Lizards evolved structural variation associated with their scales, which have not homologous to feathers. Structural coloration in lizards and birds is analogous. So the fact that there are some colorful lizards has nothing to do with the fact there are colorful birds.

Pigmentation evolved in tetrapods real early. amphibians show a great deal of color based on pigmentation. So pigment molecules are a primitive feature. The coloration due to pigments may have started to evolve when the first tetrapod hauled himself/herself out of the water. So there could not have been a 'sudden leap' in coloration going from reptiles to birds. They are both pigmented due to common ancestry.

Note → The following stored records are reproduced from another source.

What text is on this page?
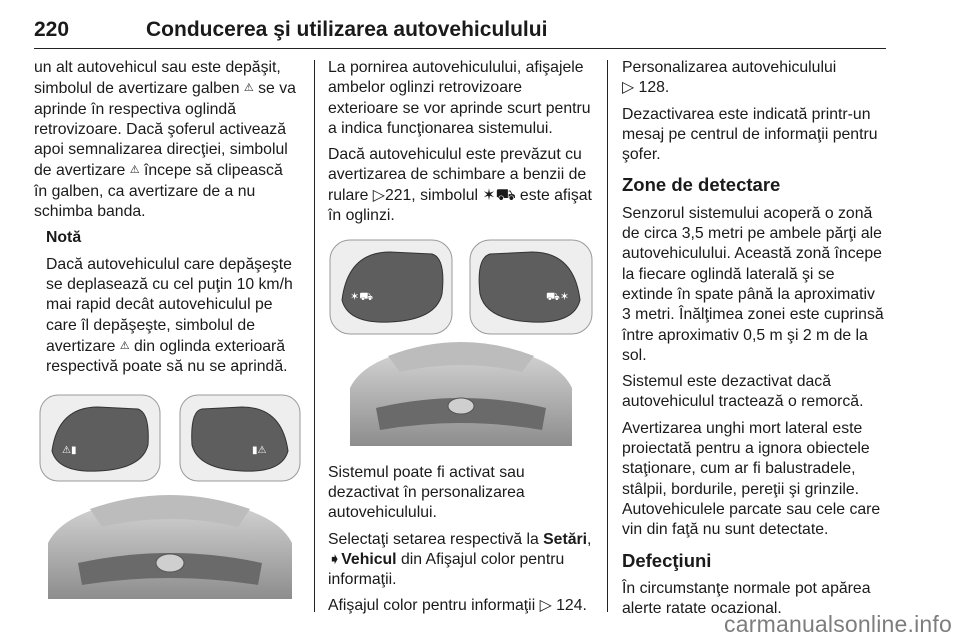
220	Conducerea şi utilizarea autovehiculului

un alt autovehicul sau este depăşit,
simbolul de avertizare galben ⚠ se va
aprinde în respectiva oglindă
retrovizoare. Dacă şoferul activează
apoi semnalizarea direcţiei, simbolul
de avertizare ⚠ începe să clipească
în galben, ca avertizare de a nu
schimba banda.

Notă

Dacă autovehiculul care depăşeşte
se deplasează cu cel puţin 10 km/h
mai rapid decât autovehiculul pe
care îl depăşeşte, simbolul de
avertizare ⚠ din oglinda exterioară
respectivă poate să nu se aprindă.

⚠▮	▮⚠

La pornirea autovehiculului, afişajele
ambelor oglinzi retrovizoare
exterioare se vor aprinde scurt pentru
a indica funcţionarea sistemului.

Dacă autovehiculul este prevăzut cu
avertizarea de schimbare a benzii de
rulare ▷221, simbolul ✶⛟ este afişat
în oglinzi.

✶⛟	⛟✶

Sistemul poate fi activat sau
dezactivat în personalizarea
autovehiculului.

Selectaţi setarea respectivă la Setări,
➧Vehicul din Afişajul color pentru
informaţii.

Afişajul color pentru informaţii ▷ 124.

Personalizarea autovehiculului
▷ 128.

Dezactivarea este indicată printr-un
mesaj pe centrul de informaţii pentru
şofer.

Zone de detectare

Senzorul sistemului acoperă o zonă
de circa 3,5 metri pe ambele părţi ale
autovehiculului. Această zonă începe
la fiecare oglindă laterală şi se
extinde în spate până la aproximativ
3 metri. Înălţimea zonei este cuprinsă
între aproximativ 0,5 m şi 2 m de la
sol.

Sistemul este dezactivat dacă
autovehiculul tractează o remorcă.

Avertizarea unghi mort lateral este
proiectată pentru a ignora obiectele
staţionare, cum ar fi balustradele,
stâlpii, bordurile, pereţii şi grinzile.
Autovehiculele parcate sau cele care
vin din faţă nu sunt detectate.

Defecţiuni

În circumstanţe normale pot apărea
alerte ratate ocazional.

carmanualsonline.info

So I conjecture there was no 'sudden leap' in coloration going from 'reptiles' to 'birds'.
 
Last edited:
The microscopic structures haven't survived in fossil feathers. So we don't have direct proof that the dinosaurs had such coloration.

pretty sure we do

Structural coloration in a fossil feather

Jakob Vinther , Derek E. G. Briggs , Julia Clarke , Gerald Mayr , Richard O. Prum
DOI: 10.1098/rsbl.2009.0524 Published 12 January 2010
ArticleFigures & DataInfo & MetricseLetters PDF
Abstract

Investigation of feathers from the famous Middle Eocene Messel Oil Shale near Darmstadt, Germany shows that they are preserved as arrays of fossilized melanosomes, the surrounding beta-keratin having degraded. The majority of feathers are preserved as aligned rod-shaped eumelanosomes. In some, however, the barbules of the open pennaceous, distal portion of the feather vane are preserved as a continuous external layer of closely packed melanosomes enclosing loosely aligned melanosomes. This arrangement is similar to the single thin-film nanostructure that generates an iridescent, structurally coloured sheen on the surface of black feathers in many lineages of living birds. This is, to our knowledge, the first evidence of preservation of a colour-producing nanostructure in a fossil feather and confirms the potential for determining colour differences in ancient birds and other dinosaurs.

http://rsbl.royalsocietypublishing.org/content/6/1/128

and

Newly Discovered Fossils Hint That All Dinosaurs May Have Had Feathers ...

Jul 24, 2014 - Over 30 species of non-avian dinosaurs have been confirmed to have feathers, either from direct fossilized evidence of feathers, or other indicators, such as quill knobs. Up until now, all of those dinosaurs were confirmed to be carnivorous theropods, like Velociraptor and the ancestors of birds.
http://www.iflscience.com/plants-an...vered-fossils-hint-all-dinosaurs-had-feathers

So we have both pigment and structural color elements and evidence that it's not just ancient birds.......get out the coloured crayons kids :D
 
The reptiles in your back yard are not closer to dinosaurs then to birds. Not unless your back yard includes alligators and crocodiles.

Even if his back yard does include alligators and crocodiles, they are still not as closely related to dinosaurs as are birds.